MVA chief replies to bicyclists' objections
There was quite a bit of outrage in the Baltimore bicyclist community about my basically pro-bicyclist column in Monday's Sun. The column accurately quoted Buel Young, spokesman for the Motor Vehicle Administration, on the effects of the state's new law requiring motorists to maintain a 3-foot buffer when passing bicyclists.
Among the most outraged was local bicyclist Barry Childress, who fired off a letter essentally calling for Young's head on a platter (OK, slight exaggeration). The following is the reply he received from John T. Kuo, head of the MVA:
Dear Mr. Childress:
As follow up to our telephone conversation yesterday evening, thank you again for sharing your concerns regarding the statements attributed to the Maryland Motor Vehicle Administration (MVA) in Michael Dresser’s October 3, 2010 "Getting There" column entitled "New bicycle law codifies common sense, courtesy / But folks on two wheels have responsibilities, too." The article concerns the new law that requires a three-foot buffer when passing a bicycle.

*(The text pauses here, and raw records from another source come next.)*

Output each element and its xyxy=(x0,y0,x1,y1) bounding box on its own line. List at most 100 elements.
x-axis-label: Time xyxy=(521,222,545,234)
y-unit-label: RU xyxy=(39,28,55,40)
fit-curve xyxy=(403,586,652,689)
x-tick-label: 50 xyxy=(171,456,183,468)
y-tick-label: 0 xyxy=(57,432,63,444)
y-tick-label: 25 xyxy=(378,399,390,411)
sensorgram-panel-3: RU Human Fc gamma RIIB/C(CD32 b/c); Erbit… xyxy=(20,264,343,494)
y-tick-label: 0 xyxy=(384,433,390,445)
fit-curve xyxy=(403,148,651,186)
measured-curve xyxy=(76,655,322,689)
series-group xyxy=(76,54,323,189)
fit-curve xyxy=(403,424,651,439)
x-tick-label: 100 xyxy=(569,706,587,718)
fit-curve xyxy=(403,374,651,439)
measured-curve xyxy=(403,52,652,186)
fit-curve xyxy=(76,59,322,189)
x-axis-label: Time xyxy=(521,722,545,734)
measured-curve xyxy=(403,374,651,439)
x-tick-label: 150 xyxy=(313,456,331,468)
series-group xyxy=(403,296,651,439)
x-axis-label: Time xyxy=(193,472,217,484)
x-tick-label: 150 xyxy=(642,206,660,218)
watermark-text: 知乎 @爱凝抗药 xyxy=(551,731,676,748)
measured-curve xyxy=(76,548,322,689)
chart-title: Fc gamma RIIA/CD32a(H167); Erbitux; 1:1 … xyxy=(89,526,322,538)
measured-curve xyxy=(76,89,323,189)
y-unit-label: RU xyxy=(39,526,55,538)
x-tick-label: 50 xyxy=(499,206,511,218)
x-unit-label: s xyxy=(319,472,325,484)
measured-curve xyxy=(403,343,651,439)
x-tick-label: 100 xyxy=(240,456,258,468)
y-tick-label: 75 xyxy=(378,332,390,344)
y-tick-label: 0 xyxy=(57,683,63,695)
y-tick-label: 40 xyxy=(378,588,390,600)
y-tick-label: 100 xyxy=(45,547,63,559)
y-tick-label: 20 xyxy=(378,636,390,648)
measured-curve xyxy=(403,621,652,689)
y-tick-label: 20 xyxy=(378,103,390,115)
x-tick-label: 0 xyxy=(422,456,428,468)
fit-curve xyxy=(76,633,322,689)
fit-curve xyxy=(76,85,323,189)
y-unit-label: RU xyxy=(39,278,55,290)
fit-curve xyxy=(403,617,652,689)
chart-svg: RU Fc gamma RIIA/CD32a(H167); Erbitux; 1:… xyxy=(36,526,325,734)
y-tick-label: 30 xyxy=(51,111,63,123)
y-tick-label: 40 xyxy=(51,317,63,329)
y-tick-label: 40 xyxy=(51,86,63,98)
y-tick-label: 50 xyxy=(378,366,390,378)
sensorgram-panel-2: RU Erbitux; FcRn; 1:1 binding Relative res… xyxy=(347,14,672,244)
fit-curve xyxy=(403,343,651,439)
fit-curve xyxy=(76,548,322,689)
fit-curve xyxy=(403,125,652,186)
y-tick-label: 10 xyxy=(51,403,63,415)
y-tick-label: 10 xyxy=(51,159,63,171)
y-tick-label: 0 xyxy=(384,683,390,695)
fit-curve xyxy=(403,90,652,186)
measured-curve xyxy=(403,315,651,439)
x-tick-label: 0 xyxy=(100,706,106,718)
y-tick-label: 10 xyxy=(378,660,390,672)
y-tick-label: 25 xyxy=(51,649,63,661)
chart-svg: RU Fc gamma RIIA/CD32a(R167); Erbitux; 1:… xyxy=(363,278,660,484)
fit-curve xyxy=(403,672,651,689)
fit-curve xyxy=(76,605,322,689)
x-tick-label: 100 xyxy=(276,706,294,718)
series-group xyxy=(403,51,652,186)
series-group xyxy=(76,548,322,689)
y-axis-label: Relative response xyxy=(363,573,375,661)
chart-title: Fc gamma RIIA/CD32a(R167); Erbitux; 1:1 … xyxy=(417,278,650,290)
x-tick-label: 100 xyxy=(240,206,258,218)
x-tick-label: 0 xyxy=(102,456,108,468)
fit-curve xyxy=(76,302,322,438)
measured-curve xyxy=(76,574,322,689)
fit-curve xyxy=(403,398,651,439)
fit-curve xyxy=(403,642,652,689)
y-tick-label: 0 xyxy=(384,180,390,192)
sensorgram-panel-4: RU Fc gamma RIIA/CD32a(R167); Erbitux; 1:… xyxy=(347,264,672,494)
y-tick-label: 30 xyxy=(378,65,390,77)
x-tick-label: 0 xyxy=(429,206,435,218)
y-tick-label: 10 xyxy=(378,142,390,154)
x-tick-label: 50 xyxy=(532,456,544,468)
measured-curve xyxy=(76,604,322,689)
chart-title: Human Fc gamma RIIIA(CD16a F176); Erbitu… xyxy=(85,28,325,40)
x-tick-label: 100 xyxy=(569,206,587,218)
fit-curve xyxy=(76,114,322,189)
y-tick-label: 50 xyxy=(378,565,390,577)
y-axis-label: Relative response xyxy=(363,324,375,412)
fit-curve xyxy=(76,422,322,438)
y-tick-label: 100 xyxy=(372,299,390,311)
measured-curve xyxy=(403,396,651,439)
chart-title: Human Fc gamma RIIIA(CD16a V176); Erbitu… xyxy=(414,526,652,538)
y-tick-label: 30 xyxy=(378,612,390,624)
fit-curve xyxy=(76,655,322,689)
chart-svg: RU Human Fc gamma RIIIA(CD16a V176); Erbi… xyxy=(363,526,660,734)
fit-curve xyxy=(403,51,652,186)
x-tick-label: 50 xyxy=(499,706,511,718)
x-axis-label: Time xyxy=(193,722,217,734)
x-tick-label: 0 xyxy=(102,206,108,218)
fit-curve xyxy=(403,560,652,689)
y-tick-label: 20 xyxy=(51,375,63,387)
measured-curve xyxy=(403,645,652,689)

This new law does not change or impact any other existing motor vehicle laws. A bicycle on the road is considered a vehicle and has exactly the same rights as any other vehicle on the road. In fact, Maryland Motor Vehicle Law states that "every person operating a bicycle or a motor scooter in a public bicycle area has the rights granted to and is subject to all the duties required of the driver of a vehicle by this title." In addition, all drivers have the responsibility to show due care as stated in Maryland Vehicle Law 21-504 to avoid colliding with any pedestrian.
The Motor Vehicle Administration (MVA) is committed to the safety of all vehicles on Maryland’s roads, including bicycles. Bicycles are part of the traffic scene, sharing the road with other users. In our public outreach efforts, we consistently emphasize the message of sharing the road. We urge drivers to look out for other vehicles, drawing particular attention to motorcycles, large trucks and bicycles.

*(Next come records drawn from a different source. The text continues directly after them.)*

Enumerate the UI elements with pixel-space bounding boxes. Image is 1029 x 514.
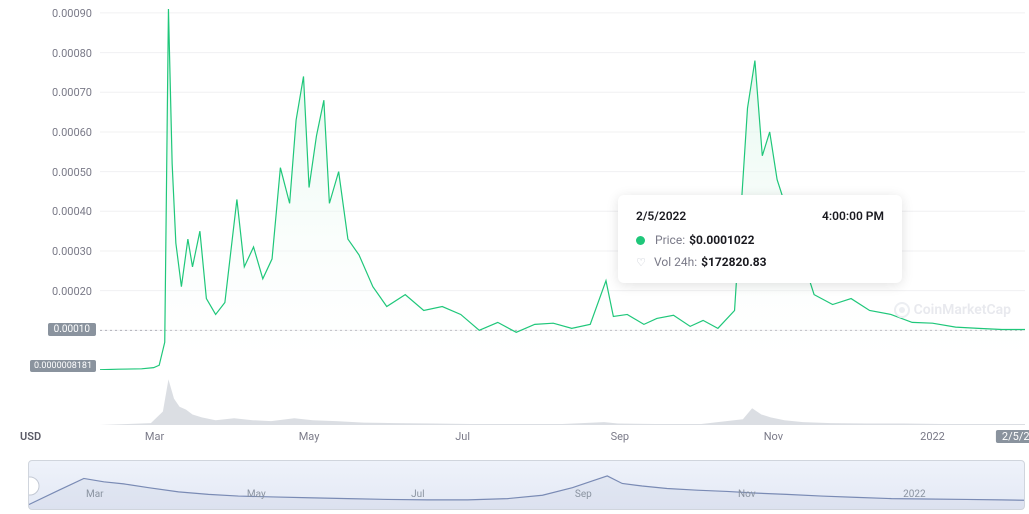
dot-icon (636, 236, 645, 245)
y-origin-badge: 0.0000008181 (30, 360, 96, 372)
range-tick-label: 2022 (903, 489, 925, 500)
x-current-badge: 2/5/2022 (996, 430, 1029, 443)
y-current-badge: 0.00010 (48, 323, 96, 336)
x-tick-label: 2022 (920, 430, 945, 443)
y-axis: 0.00090 0.00080 0.00070 0.00060 0.00050 0.000… (0, 5, 98, 370)
volume-chart-svg (100, 375, 1025, 425)
tooltip-price-label: Price: (655, 233, 685, 247)
range-tick-label: Sep (575, 489, 592, 500)
range-selector[interactable]: Mar May Jul Sep Nov 2022 (28, 460, 1025, 510)
currency-label: USD (20, 430, 41, 443)
tooltip-time: 4:00:00 PM (822, 209, 884, 223)
tooltip-vol-label: Vol 24h: (654, 255, 697, 269)
y-tick-label: 0.00060 (52, 126, 92, 139)
x-tick-label: Jul (455, 430, 470, 443)
x-tick-label: Nov (764, 430, 783, 443)
x-tick-label: Sep (611, 430, 630, 443)
range-tick-label: Nov (738, 489, 756, 500)
tooltip-price-row: Price: $0.0001022 (636, 233, 884, 247)
x-tick-label: May (299, 430, 320, 443)
y-tick-label: 0.00080 (52, 47, 92, 60)
range-tick-label: Mar (86, 489, 104, 500)
tooltip-date: 2/5/2022 (636, 209, 686, 223)
range-tick-label: Jul (411, 489, 424, 500)
tooltip-vol-value: $172820.83 (701, 255, 766, 269)
heart-icon: ♡ (636, 257, 646, 267)
price-chart[interactable] (100, 5, 1025, 370)
watermark-logo-icon (894, 302, 910, 318)
tooltip-price-value: $0.0001022 (689, 233, 754, 247)
y-tick-label: 0.00030 (52, 245, 92, 258)
y-tick-label: 0.00050 (52, 166, 92, 179)
y-tick-label: 0.00090 (52, 7, 92, 20)
hover-tooltip: 2/5/2022 4:00:00 PM Price: $0.0001022 ♡ … (618, 195, 902, 283)
watermark-text: CoinMarketCap (914, 302, 1011, 318)
volume-chart (100, 375, 1025, 425)
price-chart-svg (100, 5, 1025, 370)
tooltip-vol-row: ♡ Vol 24h: $172820.83 (636, 255, 884, 269)
y-tick-label: 0.00020 (52, 285, 92, 298)
watermark: CoinMarketCap (894, 302, 1011, 318)
range-selector-svg (29, 461, 1025, 510)
x-tick-label: Mar (145, 430, 164, 443)
range-tick-label: May (247, 489, 266, 500)
y-tick-label: 0.00070 (52, 86, 92, 99)
x-axis: MarMayJulSepNov20222/5/2022 (100, 430, 1025, 450)
y-tick-label: 0.00040 (52, 205, 92, 218)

Common sense and good judgment must prevail to insure the safe and practical use of the roadway for both vehicles and bicycles. In the state’s approved driver’s education curriculum, 15 miles an hour below the posted speed limit is used as a benchmark for impeding traffic. This information is only meant as a guideline and is not a legal requirement. Good judgment regarding the safety of all vehicles and individuals must always be exercised.

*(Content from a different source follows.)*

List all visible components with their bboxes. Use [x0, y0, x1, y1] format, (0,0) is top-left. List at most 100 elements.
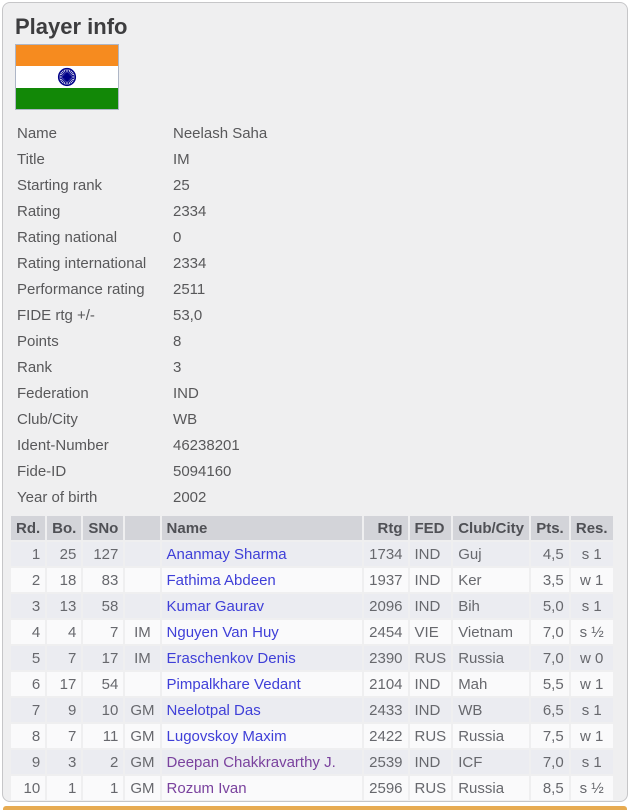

The MVA is currently in the process of revising The Maryland Driver’s Handbook and has reached out to the bicycling community through the Maryland Department of Transportation’s Office of Bicycle and Pedestrian Access. The new handbook should be published next year and will have updated information relating to the laws for bicyclists and drivers. The MVA will constantly work to provide the public with the best possible information regarding driver and vehicle safety, not only as it relates to specific motor vehicle laws but also to recommended best practices.
As we discussed and agreed, all vehicles operating on our roadways should exercise an abundance of caution and courtesy at all times to help prevent accidents. If you have any questions or would like to discuss further, please do not hesitate to contact directly at anytime.